Over on Facebook, one of my FB friends posted a link to an article criticizing hate crime laws, with the idea that it's a violation of free speech to punish someone for the reason why they committed the crime.  And the whole thing was just a rehash of the same debate we had during the 90's when the idea of punishing hate crimes first came up, by someone who seems to imagine they've found a novel argument against it.  You know, how it's thought policing and protecting special groups at the expense of white people.  That kind of thing.  But I don't post often enough, so I figured I'd post my response here.  Enjoy!

So...when the KKK puts a burning cross on someone's property, should that be punished the same as someone who starts a fire on that property to keep warm?  Or should the burning cross be taken as something more than a mere fire?

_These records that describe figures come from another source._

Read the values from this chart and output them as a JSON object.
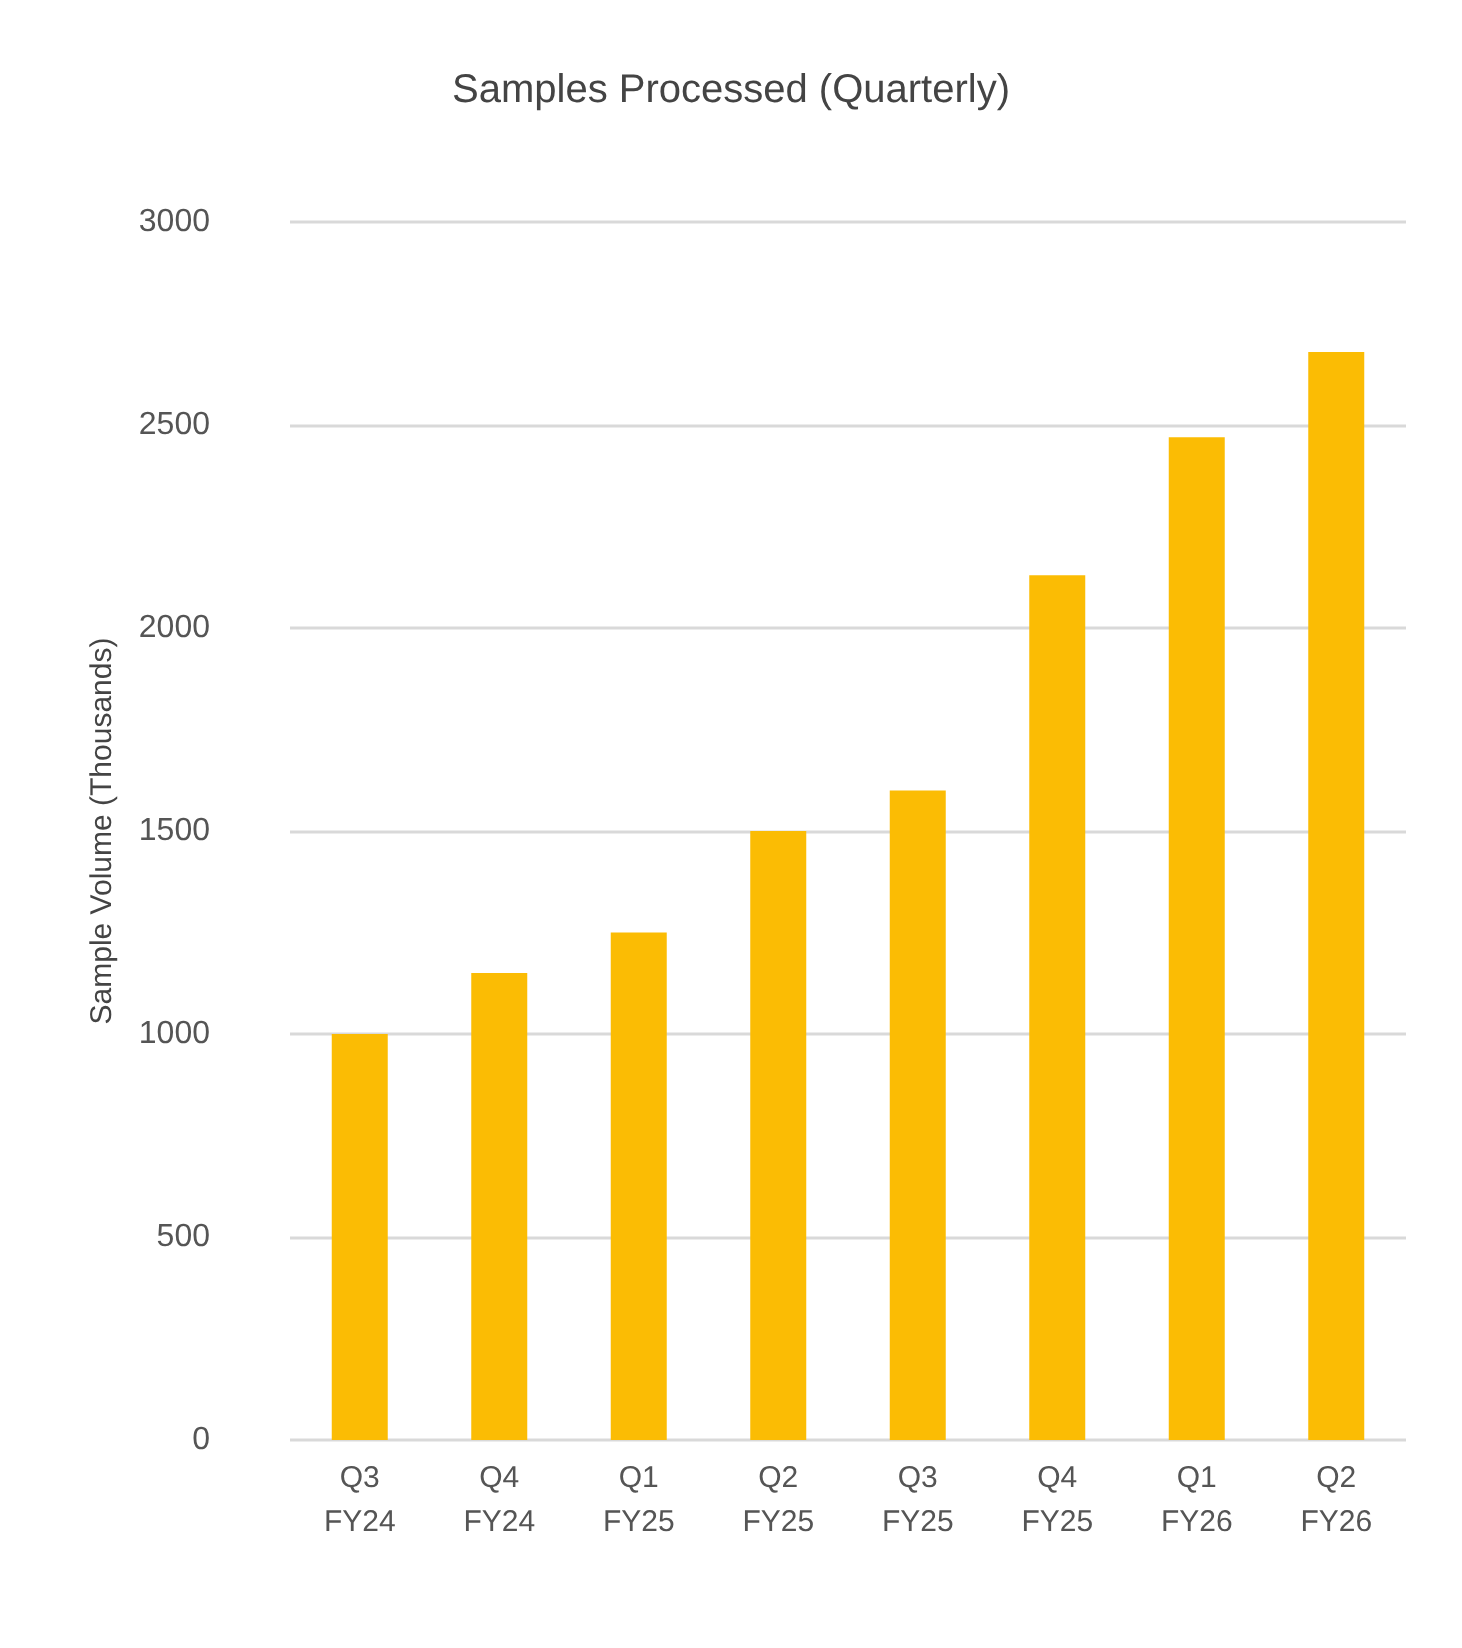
{
  "chart_data": {
    "type": "bar",
    "title": "Samples Processed (Quarterly)",
    "ylabel": "Sample Volume (Thousands)",
    "categories": [
      "Q3\nFY24",
      "Q4\nFY24",
      "Q1\nFY25",
      "Q2\nFY25",
      "Q3\nFY25",
      "Q4\nFY25",
      "Q1\nFY26",
      "Q2\nFY26"
    ],
    "values": [
      1000,
      1150,
      1250,
      1500,
      1600,
      2130,
      2470,
      2680
    ],
    "color": "#fbbc04",
    "ylim": [
      0,
      3000
    ],
    "yticks": [
      0,
      500,
      1000,
      1500,
      2000,
      2500,
      3000
    ],
    "grid": "y"
  }
}
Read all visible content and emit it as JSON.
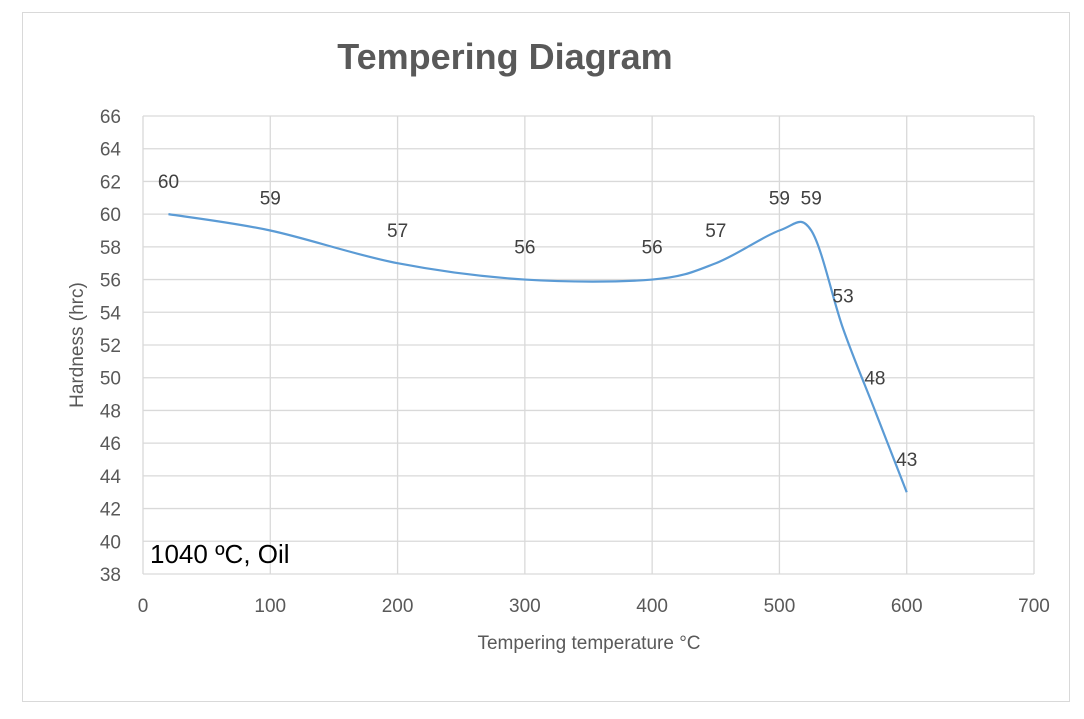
{
  "chart_data": {
    "type": "line",
    "title": "Tempering Diagram",
    "xlabel": "Tempering temperature °C",
    "ylabel": "Hardness (hrc)",
    "xlim": [
      0,
      700
    ],
    "ylim": [
      38,
      66
    ],
    "x_ticks": [
      0,
      100,
      200,
      300,
      400,
      500,
      600,
      700
    ],
    "y_ticks": [
      38,
      40,
      42,
      44,
      46,
      48,
      50,
      52,
      54,
      56,
      58,
      60,
      62,
      64,
      66
    ],
    "grid": true,
    "series": [
      {
        "name": "Hardness",
        "color": "#5b9bd5",
        "x": [
          20,
          100,
          200,
          300,
          400,
          450,
          500,
          525,
          550,
          575,
          600
        ],
        "values": [
          60,
          59,
          57,
          56,
          56,
          57,
          59,
          59,
          53,
          48,
          43
        ]
      }
    ],
    "annotation": "1040 ºC, Oil"
  }
}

And when a Neo-Nazi paints a Swastika on a Jew's house, is that the same as someone tagging their name on the house as graffiti?  Or is there something more going on than just spraypaint?

And I'll admit to not being a lawyer, yet I'm of the understanding that criminal law DOES take the reason for our actions into consideration. For example, we have various levels of how to treat someone who kills someone else, depending upon the reasons and actions behind the killing; ranging from first degree murder down to manslaughter, and all the way down to self defense for people defending themselves.  So we clearly treat killers differently, depending upon their reasons for killing. 

Moreover, our punishments are different, depending upon the circumstances.  So someone convicted of first degree murder for shooting their wife with a gun is treated differently than someone who shoved their wife into a woodchipper.  Plus, someone who's killed before will be treated differently than someone who's never killed before, because it's assumed that the repeat killer is developing a pattern. 

Again, I'm not a lawyer, but it seems to me that we already treat the same actions differently depending upon the circumstances, which is why we have such leeway in how to prosecute people and what the punishment should be, because different circumstances deserve different punishments.  And so hate crimes would be an extension of that principle, as someone who goes around mugging for money is less dangerous than someone who only mugs white people because they hate them.

BTW, unless I'm mistaken, hate crimes can be committed against EVERY group, including whites; so the mention in the article that some groups are treated differently than others would be false.  It's not that there's a protected group of people.  It's that we're all protected against people who are specifically targeting us due to the group we're in.

And the overall point is that free speech is still free and you're still entitled to think whatever the hell you want to think; including hatred of others.  But as soon as you act upon those thoughts, it becomes an entirely different ballgame and you can be treated differently based upon the reasons why you did it.